Un bon Woody Allen, mais pas un de ses meilleurs. On peut toutefois comprendre qu’il est difficile pour lui de revenir au niveau de ses meilleurs films, comme Annie Hall, Crimes et délits ou Match Point. Mais Woody Allen a ce talent pour faire en peu de temps des films de qualité, bien au-dessus de bon nombre de films pouvant sortir au cinéma. Le tout avec une légèreté et une fraicheur revigorantes, on est emporté dès les premiers plans, magnifiques, avec ces récurrents morceaux de jazz, un peu moins marquants dans ce film comparé à ceux de Magic in the Moonlight, qui restaient longtemps en tête. Mais ce nouveau Woody Allen demeure une réussite grâce à ses formidables acteurs. Jesse Eisenberg, qui nous joue là une sorte d’alter ego du cinéaste. Son jeu, au début tout en gaucherie et maladresse, avant de devenir nettement plus affirmé, coïncide avec son ascension sociale qui est celle d’un parvenu essayant de se faire une place dans le bouillonnant Hollywood des années 1930. En plus des dialogues, qu’il débite aussi vite que ne le faisait Woody Allen dans Manhattan, il y a tout un travail sur ses attitudes corporelles, révélant chez lui des talents qui le détachent de son image d’incarnation de Mark Zuckerberg dans The Social Network, qui lui collait à la peau. Face à lui, deux femmes lumineuses, dont Kristen Stewart, qui joue plutôt bien mais sait mieux faire, il suffit de voir son excellente prestation dans Sils Maria d’Olivier Assayas. Ce dernier lui a d’ailleurs donné le premier rôle dans son nouveau film, Personal Shopper. Enfin on retrouve avec plaisir tous les thèmes chers à Woody Allen, même si on a par moments l’impression qu’il reprend les mêmes thèmes film après film sans forcément beaucoup les enrichir.
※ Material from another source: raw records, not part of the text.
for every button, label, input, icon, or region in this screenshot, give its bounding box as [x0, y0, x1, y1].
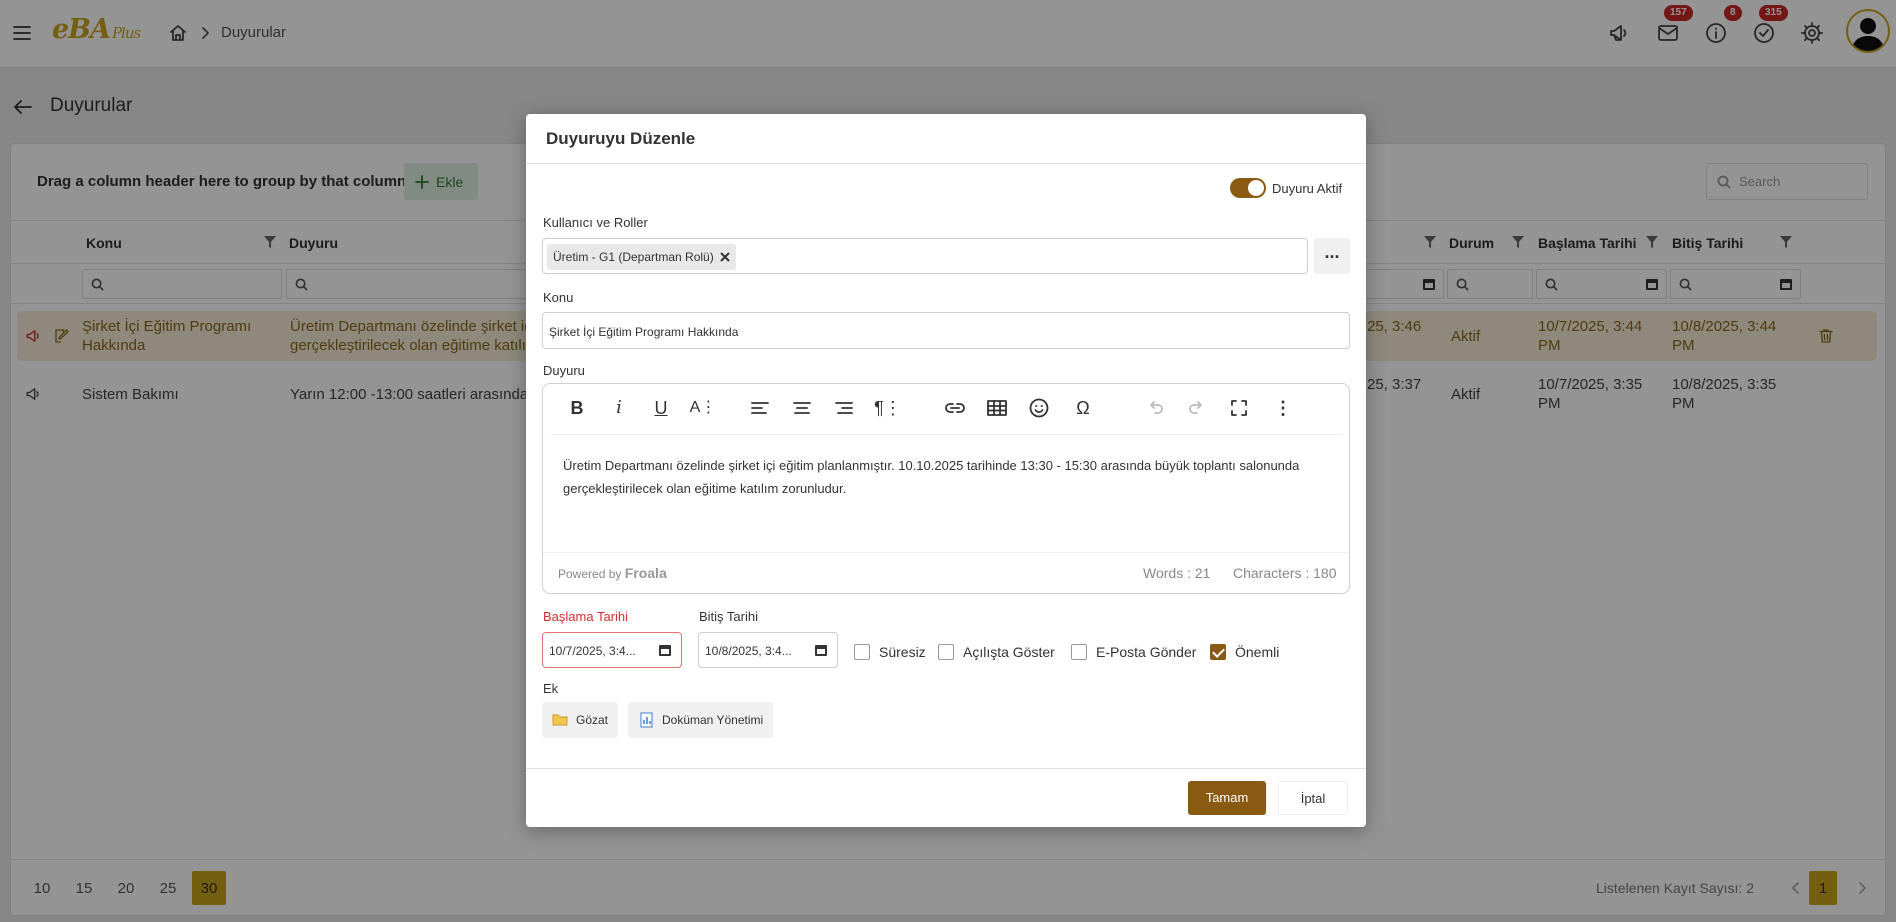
- start-date-label: Başlama Tarihi: [543, 609, 629, 624]
- italic-icon[interactable]: i: [605, 396, 633, 420]
- checkbox-box[interactable]: [854, 644, 870, 660]
- calendar-icon[interactable]: [813, 642, 829, 658]
- checkbox-box[interactable]: [1071, 644, 1087, 660]
- emoji-icon[interactable]: [1027, 396, 1055, 420]
- browse-label: Gözat: [576, 713, 609, 727]
- cancel-button[interactable]: İptal: [1278, 781, 1348, 815]
- edit-announcement-dialog: Duyuruyu Düzenle Duyuru Aktif Kullanıcı …: [526, 114, 1366, 827]
- active-toggle[interactable]: [1230, 178, 1266, 198]
- konu-value: Şirket İçi Eğitim Programı Hakkında: [549, 325, 739, 339]
- end-date-value: 10/8/2025, 3:4...: [705, 644, 792, 658]
- start-date-input[interactable]: 10/7/2025, 3:4...: [542, 632, 682, 668]
- checkbox-acilista-goster[interactable]: Açılışta Göster: [938, 644, 1055, 660]
- align-right-icon[interactable]: [832, 396, 860, 420]
- ok-button[interactable]: Tamam: [1188, 781, 1266, 815]
- chip-remove-icon[interactable]: [720, 252, 730, 262]
- document-chart-icon: [638, 712, 654, 728]
- undo-icon[interactable]: [1143, 396, 1171, 420]
- checkbox-box[interactable]: [938, 644, 954, 660]
- divider: [526, 768, 1366, 769]
- checkbox-onemli[interactable]: Önemli: [1210, 644, 1279, 660]
- align-left-icon[interactable]: [748, 396, 776, 420]
- froala-logo[interactable]: Froala: [625, 565, 667, 581]
- checkbox-label: Süresiz: [879, 644, 926, 660]
- user-role-chip: Üretim - G1 (Departman Rolü): [547, 244, 736, 270]
- start-date-value: 10/7/2025, 3:4...: [549, 644, 636, 658]
- users-roles-field[interactable]: Üretim - G1 (Departman Rolü): [542, 238, 1308, 274]
- underline-icon[interactable]: U: [647, 396, 675, 420]
- dialog-title: Duyuruyu Düzenle: [546, 129, 696, 148]
- checkbox-label: Açılışta Göster: [963, 644, 1055, 660]
- special-characters-icon[interactable]: Ω: [1069, 396, 1097, 420]
- document-management-button[interactable]: Doküman Yönetimi: [628, 702, 774, 738]
- divider: [551, 434, 1343, 435]
- active-toggle-label: Duyuru Aktif: [1272, 181, 1343, 196]
- browse-button[interactable]: Gözat: [542, 702, 619, 738]
- more-tools-icon[interactable]: ⋮: [1269, 396, 1297, 420]
- divider: [526, 163, 1366, 164]
- document-management-label: Doküman Yönetimi: [662, 713, 764, 727]
- word-count: Words : 21: [1143, 565, 1211, 581]
- konu-input[interactable]: Şirket İçi Eğitim Programı Hakkında: [542, 312, 1350, 349]
- checkbox-eposta-gonder[interactable]: E-Posta Gönder: [1071, 644, 1196, 660]
- editor-content[interactable]: Üretim Departmanı özelinde şirket içi eğ…: [563, 454, 1333, 500]
- calendar-icon[interactable]: [657, 642, 673, 658]
- attachment-label: Ek: [543, 681, 559, 696]
- align-center-icon[interactable]: [790, 396, 818, 420]
- fullscreen-icon[interactable]: [1227, 396, 1255, 420]
- redo-icon[interactable]: [1185, 396, 1213, 420]
- character-count: Characters : 180: [1233, 565, 1337, 581]
- editor-footer: Powered by Froala Words : 21 Characters …: [543, 552, 1349, 594]
- powered-by-text: Powered by: [558, 567, 622, 581]
- checkbox-box-checked[interactable]: [1210, 644, 1226, 660]
- link-icon[interactable]: [943, 396, 971, 420]
- powered-by-label: Powered by Froala: [558, 565, 667, 581]
- checkbox-suresiz[interactable]: Süresiz: [854, 644, 926, 660]
- paragraph-format-icon[interactable]: ¶⋮: [874, 396, 902, 420]
- duyuru-label: Duyuru: [543, 363, 585, 378]
- chip-label: Üretim - G1 (Departman Rolü): [553, 250, 714, 264]
- font-size-icon[interactable]: A⋮: [689, 396, 717, 420]
- end-date-input[interactable]: 10/8/2025, 3:4...: [698, 632, 838, 668]
- konu-label: Konu: [543, 290, 574, 305]
- end-date-label: Bitiş Tarihi: [699, 609, 759, 624]
- checkbox-label: E-Posta Gönder: [1096, 644, 1197, 660]
- more-options-button[interactable]: ...: [1314, 238, 1350, 274]
- folder-icon: [552, 712, 568, 728]
- users-roles-label: Kullanıcı ve Roller: [543, 215, 648, 230]
- checkbox-label: Önemli: [1235, 644, 1280, 660]
- rich-text-editor[interactable]: B i U A⋮ ¶⋮ Ω ⋮ Üretim Departmanı özelin…: [542, 383, 1350, 594]
- table-icon[interactable]: [985, 396, 1013, 420]
- bold-icon[interactable]: B: [563, 396, 591, 420]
Il est tout à fait acceptable de voir un cinéaste persister dans les mêmes thèmes film après film, pour approfondir sa propre réflexion, comme je l’ai déjà mentionné dans le cas de Hong Sang-soo, mais là avec ce film, il y a par moments un petit goût de recyclé, contrairement à son dernier film, L’homme irrationnel, où il avait fort bien réussi en poussant le curseur assez loin en matière de cynisme. Si on n’a pas vu d’autres Woody Allen, on peut être très agréablement surpris, mais si on essaie de mettre des hiérarchies dans la filmographie du cinéaste, c’est autre chose. Mais ça reste une belle réussite, car le film est loin d’être un ratage, on reste au niveau des « bons » Woody Allen.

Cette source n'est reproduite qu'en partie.